Whenever I feel the world and its demands and pressures closing in on me, when the world threatens to crush my very soul, this is the place I escape to. No matter where I am, who I am with, or whatever situation I find myself in, whenever I need peace, the kind that passes all understanding, this is the place I go to find rest and "recharge my spirit". I often imagine that I can hear the footsteps of God passing by and that I can feel his hand gently touching me, restoring my inner peace and joy.
We would take a picnic lunch and spend the day on the green, grassy banks under the huge, age-old trees that follow the river as it snakes its way through the dry and stony landscape of the Northern Cape. How well I remember the cold chicken, potato salad, noodle salad, fruit and inevitable watermelon - it usually ended up with the bigger kids smearing us smaller kids with watermelon skins and then the fathers would smear the bigger kids, and so on, and on, until we all had to dive into the river to wash the sticky sweetness from our skins and clothes.
When we were tired, and shivering from spending to much time in the water, we would splash water over the smooth black river rocks to cool them off a bit and then stretch out on them, allowing the sun to dry us off. With the sun beating down on us from above, and the rocks warming us from beneath, we would lie silently, listening to the sounds of the river. Turtledoves in the trees, the soft murmuring of the water over rocks and the occasional call of the Fish Eagles.
10 comments:
Omigosh, that is soooooo beautiful. And believe it or not, I have a memory of a place exactly like that on Vancouver Island, called the Sroat River and it flowed into the Somass River. We used to go there on a summer's day, to a place called Riveroad Park, and it looks exactly like your pictures. Here is a picture of it.

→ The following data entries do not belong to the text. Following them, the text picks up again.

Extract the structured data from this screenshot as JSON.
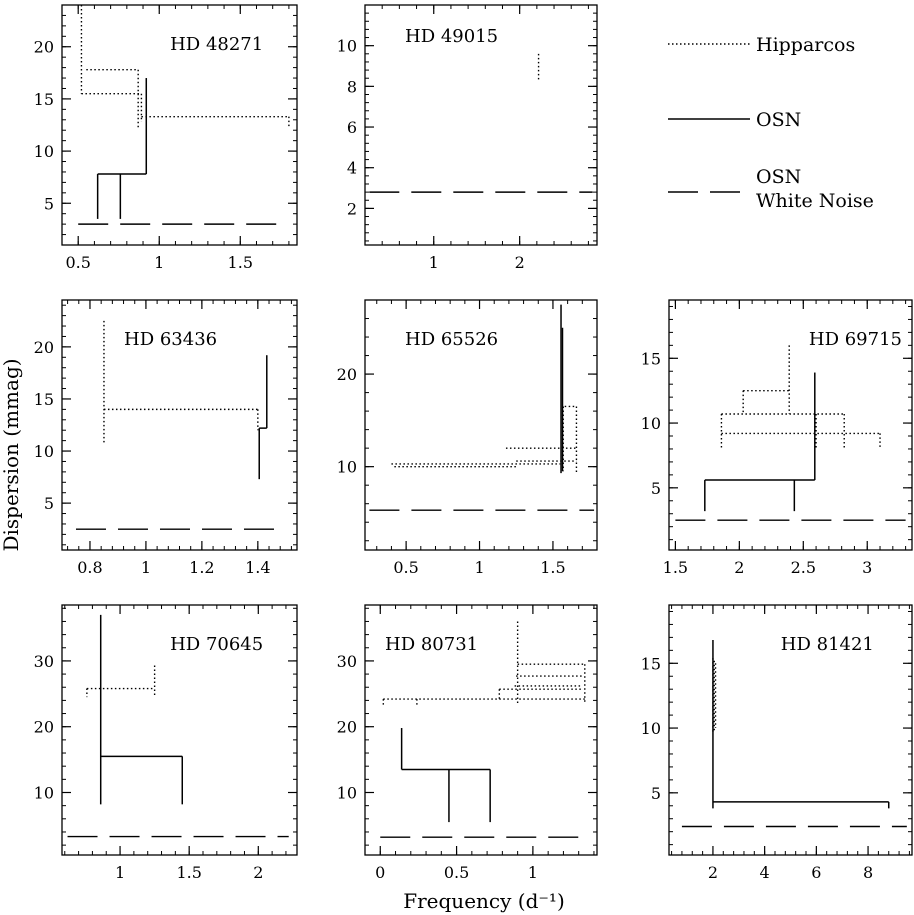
{
  "figure": {
    "ylabel": "Dispersion (mmag)",
    "xlabel": "Frequency (d⁻¹)",
    "legend": [
      {
        "label": "Hipparcos",
        "style": "dotted"
      },
      {
        "label": "OSN",
        "style": "solid"
      },
      {
        "label": "OSN\nWhite Noise",
        "style": "dashed"
      }
    ]
  },
  "chart_data": [
    {
      "type": "line",
      "name": "HD 48271",
      "xlim": [
        0.4,
        1.85
      ],
      "ylim": [
        1,
        24
      ],
      "xticks": [
        0.5,
        1,
        1.5
      ],
      "xticklabels": [
        "0.5",
        "1",
        "1.5"
      ],
      "yticks": [
        5,
        10,
        15,
        20
      ],
      "yticklabels": [
        "5",
        "10",
        "15",
        "20"
      ],
      "segments": [
        {
          "style": "dotted",
          "x": [
            0.52,
            0.52
          ],
          "y": [
            24,
            15.5
          ]
        },
        {
          "style": "dotted",
          "x": [
            0.52,
            0.89
          ],
          "y": [
            15.5,
            15.5
          ]
        },
        {
          "style": "dotted",
          "x": [
            0.55,
            0.87
          ],
          "y": [
            17.8,
            17.8
          ]
        },
        {
          "style": "dotted",
          "x": [
            0.87,
            0.87
          ],
          "y": [
            17.8,
            12.2
          ]
        },
        {
          "style": "dotted",
          "x": [
            0.89,
            0.89
          ],
          "y": [
            15.5,
            12.8
          ]
        },
        {
          "style": "dotted",
          "x": [
            0.89,
            1.8
          ],
          "y": [
            13.3,
            13.3
          ]
        },
        {
          "style": "dotted",
          "x": [
            1.8,
            1.8
          ],
          "y": [
            13.3,
            12.3
          ]
        },
        {
          "style": "solid",
          "x": [
            0.62,
            0.62
          ],
          "y": [
            3.5,
            7.8
          ]
        },
        {
          "style": "solid",
          "x": [
            0.62,
            0.92
          ],
          "y": [
            7.8,
            7.8
          ]
        },
        {
          "style": "solid",
          "x": [
            0.76,
            0.76
          ],
          "y": [
            7.8,
            3.5
          ]
        },
        {
          "style": "solid",
          "x": [
            0.92,
            0.92
          ],
          "y": [
            7.8,
            17.0
          ]
        },
        {
          "style": "dashed",
          "x": [
            0.5,
            1.78
          ],
          "y": [
            3.0,
            3.0
          ]
        }
      ]
    },
    {
      "type": "line",
      "name": "HD 49015",
      "xlim": [
        0.2,
        2.9
      ],
      "ylim": [
        0.2,
        12
      ],
      "xticks": [
        1,
        2
      ],
      "xticklabels": [
        "1",
        "2"
      ],
      "yticks": [
        2,
        4,
        6,
        8,
        10
      ],
      "yticklabels": [
        "2",
        "4",
        "6",
        "8",
        "10"
      ],
      "segments": [
        {
          "style": "dotted",
          "x": [
            2.22,
            2.22
          ],
          "y": [
            9.6,
            8.3
          ]
        },
        {
          "style": "dashed",
          "x": [
            0.25,
            2.85
          ],
          "y": [
            2.8,
            2.8
          ]
        }
      ]
    },
    {
      "type": "line",
      "name": "HD 63436",
      "xlim": [
        0.7,
        1.54
      ],
      "ylim": [
        0.5,
        24.5
      ],
      "xticks": [
        0.8,
        1,
        1.2,
        1.4
      ],
      "xticklabels": [
        "0.8",
        "1",
        "1.2",
        "1.4"
      ],
      "yticks": [
        5,
        10,
        15,
        20
      ],
      "yticklabels": [
        "5",
        "10",
        "15",
        "20"
      ],
      "segments": [
        {
          "style": "dotted",
          "x": [
            0.85,
            0.85
          ],
          "y": [
            22.5,
            10.8
          ]
        },
        {
          "style": "dotted",
          "x": [
            0.85,
            1.4
          ],
          "y": [
            14.0,
            14.0
          ]
        },
        {
          "style": "dotted",
          "x": [
            1.4,
            1.4
          ],
          "y": [
            14.0,
            12.0
          ]
        },
        {
          "style": "solid",
          "x": [
            1.405,
            1.405
          ],
          "y": [
            12.2,
            7.3
          ]
        },
        {
          "style": "solid",
          "x": [
            1.405,
            1.432
          ],
          "y": [
            12.2,
            12.2
          ]
        },
        {
          "style": "solid",
          "x": [
            1.432,
            1.432
          ],
          "y": [
            12.2,
            19.2
          ]
        },
        {
          "style": "dashed",
          "x": [
            0.75,
            1.5
          ],
          "y": [
            2.5,
            2.5
          ]
        }
      ]
    },
    {
      "type": "line",
      "name": "HD 65526",
      "xlim": [
        0.22,
        1.8
      ],
      "ylim": [
        1,
        28
      ],
      "xticks": [
        0.5,
        1,
        1.5
      ],
      "xticklabels": [
        "0.5",
        "1",
        "1.5"
      ],
      "yticks": [
        10,
        20
      ],
      "yticklabels": [
        "10",
        "20"
      ],
      "segments": [
        {
          "style": "dotted",
          "x": [
            0.4,
            1.55
          ],
          "y": [
            10.3,
            10.3
          ]
        },
        {
          "style": "dotted",
          "x": [
            0.42,
            1.25
          ],
          "y": [
            10.0,
            10.0
          ]
        },
        {
          "style": "dotted",
          "x": [
            1.18,
            1.66
          ],
          "y": [
            12.0,
            12.0
          ]
        },
        {
          "style": "dotted",
          "x": [
            1.25,
            1.66
          ],
          "y": [
            10.6,
            10.6
          ]
        },
        {
          "style": "dotted",
          "x": [
            1.58,
            1.66
          ],
          "y": [
            16.5,
            16.5
          ]
        },
        {
          "style": "dotted",
          "x": [
            1.66,
            1.66
          ],
          "y": [
            16.5,
            9.3
          ]
        },
        {
          "style": "dotted",
          "x": [
            1.57,
            1.57
          ],
          "y": [
            16.5,
            9.5
          ]
        },
        {
          "style": "solid",
          "x": [
            1.555,
            1.555
          ],
          "y": [
            9.3,
            27.5
          ]
        },
        {
          "style": "solid",
          "x": [
            1.565,
            1.565
          ],
          "y": [
            9.5,
            25.0
          ]
        },
        {
          "style": "dashed",
          "x": [
            0.25,
            1.78
          ],
          "y": [
            5.3,
            5.3
          ]
        }
      ]
    },
    {
      "type": "line",
      "name": "HD 69715",
      "xlim": [
        1.45,
        3.35
      ],
      "ylim": [
        0.2,
        19.5
      ],
      "xticks": [
        1.5,
        2,
        2.5,
        3
      ],
      "xticklabels": [
        "1.5",
        "2",
        "2.5",
        "3"
      ],
      "yticks": [
        5,
        10,
        15
      ],
      "yticklabels": [
        "5",
        "10",
        "15"
      ],
      "segments": [
        {
          "style": "dotted",
          "x": [
            2.39,
            2.39
          ],
          "y": [
            16.0,
            10.7
          ]
        },
        {
          "style": "dotted",
          "x": [
            2.03,
            2.39
          ],
          "y": [
            12.5,
            12.5
          ]
        },
        {
          "style": "dotted",
          "x": [
            2.03,
            2.03
          ],
          "y": [
            12.5,
            10.7
          ]
        },
        {
          "style": "dotted",
          "x": [
            1.86,
            2.82
          ],
          "y": [
            10.7,
            10.7
          ]
        },
        {
          "style": "dotted",
          "x": [
            2.82,
            2.82
          ],
          "y": [
            10.7,
            8.0
          ]
        },
        {
          "style": "dotted",
          "x": [
            1.86,
            3.1
          ],
          "y": [
            9.2,
            9.2
          ]
        },
        {
          "style": "dotted",
          "x": [
            1.86,
            1.86
          ],
          "y": [
            10.7,
            8.0
          ]
        },
        {
          "style": "dotted",
          "x": [
            3.1,
            3.1
          ],
          "y": [
            9.2,
            8.0
          ]
        },
        {
          "style": "dotted",
          "x": [
            2.6,
            2.6
          ],
          "y": [
            10.7,
            8.0
          ]
        },
        {
          "style": "solid",
          "x": [
            1.73,
            1.73
          ],
          "y": [
            3.2,
            5.6
          ]
        },
        {
          "style": "solid",
          "x": [
            1.73,
            2.59
          ],
          "y": [
            5.6,
            5.6
          ]
        },
        {
          "style": "solid",
          "x": [
            2.43,
            2.43
          ],
          "y": [
            5.6,
            3.2
          ]
        },
        {
          "style": "solid",
          "x": [
            2.59,
            2.59
          ],
          "y": [
            5.6,
            13.9
          ]
        },
        {
          "style": "dashed",
          "x": [
            1.5,
            3.3
          ],
          "y": [
            2.5,
            2.5
          ]
        }
      ]
    },
    {
      "type": "line",
      "name": "HD 70645",
      "xlim": [
        0.58,
        2.28
      ],
      "ylim": [
        0.5,
        38.5
      ],
      "xticks": [
        1,
        1.5,
        2
      ],
      "xticklabels": [
        "1",
        "1.5",
        "2"
      ],
      "yticks": [
        10,
        20,
        30
      ],
      "yticklabels": [
        "10",
        "20",
        "30"
      ],
      "segments": [
        {
          "style": "dotted",
          "x": [
            0.76,
            1.25
          ],
          "y": [
            25.8,
            25.8
          ]
        },
        {
          "style": "dotted",
          "x": [
            1.25,
            1.25
          ],
          "y": [
            29.3,
            24.5
          ]
        },
        {
          "style": "dotted",
          "x": [
            0.76,
            0.76
          ],
          "y": [
            25.8,
            24.5
          ]
        },
        {
          "style": "solid",
          "x": [
            0.86,
            0.86
          ],
          "y": [
            8.2,
            37.0
          ]
        },
        {
          "style": "solid",
          "x": [
            0.86,
            1.45
          ],
          "y": [
            15.5,
            15.5
          ]
        },
        {
          "style": "solid",
          "x": [
            1.45,
            1.45
          ],
          "y": [
            15.5,
            8.2
          ]
        },
        {
          "style": "dashed",
          "x": [
            0.62,
            2.22
          ],
          "y": [
            3.3,
            3.3
          ]
        }
      ]
    },
    {
      "type": "line",
      "name": "HD 80731",
      "xlim": [
        -0.1,
        1.42
      ],
      "ylim": [
        0.5,
        38.5
      ],
      "xticks": [
        0,
        0.5,
        1
      ],
      "xticklabels": [
        "0",
        "0.5",
        "1"
      ],
      "yticks": [
        10,
        20,
        30
      ],
      "yticklabels": [
        "10",
        "20",
        "30"
      ],
      "segments": [
        {
          "style": "dotted",
          "x": [
            0.02,
            1.35
          ],
          "y": [
            24.2,
            24.2
          ]
        },
        {
          "style": "dotted",
          "x": [
            0.02,
            0.02
          ],
          "y": [
            24.2,
            23.0
          ]
        },
        {
          "style": "dotted",
          "x": [
            0.24,
            0.24
          ],
          "y": [
            24.2,
            23.0
          ]
        },
        {
          "style": "dotted",
          "x": [
            0.78,
            1.32
          ],
          "y": [
            25.7,
            25.7
          ]
        },
        {
          "style": "dotted",
          "x": [
            0.88,
            1.32
          ],
          "y": [
            26.2,
            26.2
          ]
        },
        {
          "style": "dotted",
          "x": [
            0.89,
            1.33
          ],
          "y": [
            27.7,
            27.7
          ]
        },
        {
          "style": "dotted",
          "x": [
            0.9,
            1.34
          ],
          "y": [
            29.5,
            29.5
          ]
        },
        {
          "style": "dotted",
          "x": [
            0.9,
            0.9
          ],
          "y": [
            36.0,
            23.5
          ]
        },
        {
          "style": "dotted",
          "x": [
            1.34,
            1.34
          ],
          "y": [
            29.5,
            23.5
          ]
        },
        {
          "style": "dotted",
          "x": [
            0.78,
            0.78
          ],
          "y": [
            25.7,
            24.2
          ]
        },
        {
          "style": "solid",
          "x": [
            0.14,
            0.14
          ],
          "y": [
            19.8,
            13.5
          ]
        },
        {
          "style": "solid",
          "x": [
            0.14,
            0.72
          ],
          "y": [
            13.5,
            13.5
          ]
        },
        {
          "style": "solid",
          "x": [
            0.45,
            0.45
          ],
          "y": [
            13.5,
            5.5
          ]
        },
        {
          "style": "solid",
          "x": [
            0.72,
            0.72
          ],
          "y": [
            13.5,
            5.5
          ]
        },
        {
          "style": "dashed",
          "x": [
            0.0,
            1.32
          ],
          "y": [
            3.2,
            3.2
          ]
        }
      ]
    },
    {
      "type": "line",
      "name": "HD 81421",
      "xlim": [
        0.3,
        9.7
      ],
      "ylim": [
        0.2,
        19.5
      ],
      "xticks": [
        2,
        4,
        6,
        8
      ],
      "xticklabels": [
        "2",
        "4",
        "6",
        "8"
      ],
      "yticks": [
        5,
        10,
        15
      ],
      "yticklabels": [
        "5",
        "10",
        "15"
      ],
      "segments": [
        {
          "style": "dotted",
          "x": [
            2.0,
            2.0
          ],
          "y": [
            15.4,
            9.6
          ]
        },
        {
          "style": "dotted",
          "x": [
            2.05,
            2.05
          ],
          "y": [
            15.2,
            9.8
          ]
        },
        {
          "style": "dotted",
          "x": [
            2.1,
            2.1
          ],
          "y": [
            15.0,
            10.0
          ]
        },
        {
          "style": "solid",
          "x": [
            2.0,
            2.0
          ],
          "y": [
            3.8,
            16.8
          ]
        },
        {
          "style": "solid",
          "x": [
            2.0,
            8.8
          ],
          "y": [
            4.3,
            4.3
          ]
        },
        {
          "style": "solid",
          "x": [
            8.8,
            8.8
          ],
          "y": [
            4.3,
            3.8
          ]
        },
        {
          "style": "dashed",
          "x": [
            0.8,
            9.5
          ],
          "y": [
            2.4,
            2.4
          ]
        }
      ]
    }
  ]
}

My mother loved South Africa so much, and as a child growing up, I used to hear so many wonderful stories about the beautiful places in South Africa. Her heart was always there.
Thanks Jo, do you also escape to it sometimes - in your mind/imagination/spirit?
I am soo there! Your writing is lovely! I haven't got such spectacularly lovely images to go back to, so I may have to steal the ones from this blog :-)
You're welcome!
The wind
is a wicked force,
pollen's best friend,
not given to favors
or piety
or warmth and tenderness,
always the worker
never the lover
on cold winter nights.
The shallows of peace
and strife stalk us
along the river 'life'___
paying close attention
to the turtledoves
of our need.
Oh, I want to run off and sit under your peaceful willow!! What a glorious cove of calm.
I would be glad to send you some interview questions! Please send me your email address. willow.willowmanor@gmail.com
I suspect I know were the love words, read or writen cames from in the family. Im just sad that I never asked to hear these stories.
What a wonderful memory! I so wish I could have had such a place and memory in my childhood. You are very lucky to have that beautiful memory, charish it forever!
Thanks to all you loveley people. South Africa is back now, thanks for missing me - you make me feel wanted.